La direction de la CGT a voulu voir dans cette unité victorieuse un succès du « syndicalisme rassemblé ». Mais de cette idée nous n’avons vu que la vacuité. La victoire a été due à la lutte de la jeunesse et aux incroyables maladresses gouvernementales. L’unité syndicale au sommet n’a joué qu’un rôle symbolique – même si la symbolique a toujours son importance – dans la lutte. L’après-CPE a été particulièrement décevant, dans le sens où la victoire, même partielle, n’a pas été utilisée pour construire de véritables stratégies revendicatives.

Il y a toute une réflexion à reconstruire sur l’unité dans la lutte, sa nécessité et ses limites, et le rapport des organisations syndicales avec l’auto-organisation de la lutte.

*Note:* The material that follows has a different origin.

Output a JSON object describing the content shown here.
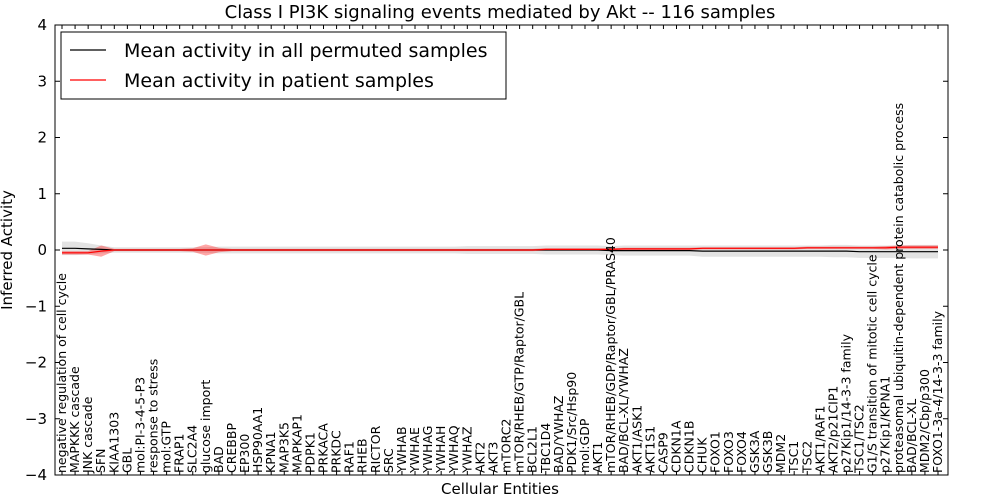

3) Rôle de la jeunesse dans la lutte contre la précarité

Du contrat d’insertion professionnelle (CIP, le « Smic-Jeunes » de Balladur) au contrat première embauche (CPE de Villepin), en passant par la réforme LMD, la loi Fillon, ou les revendications budgétaires de 1995 ou, toutes les luttes collective de ces dix dernières années dans la jeunesse se trouvent à l’intersection de la question de la formation et de celle du travail.

Sur le plan du travail, c’est la question de la précarité qui constitue le point de convergence fondamental entre les luttes de la jeunesse et celles du mouvement ouvrier traditionnel.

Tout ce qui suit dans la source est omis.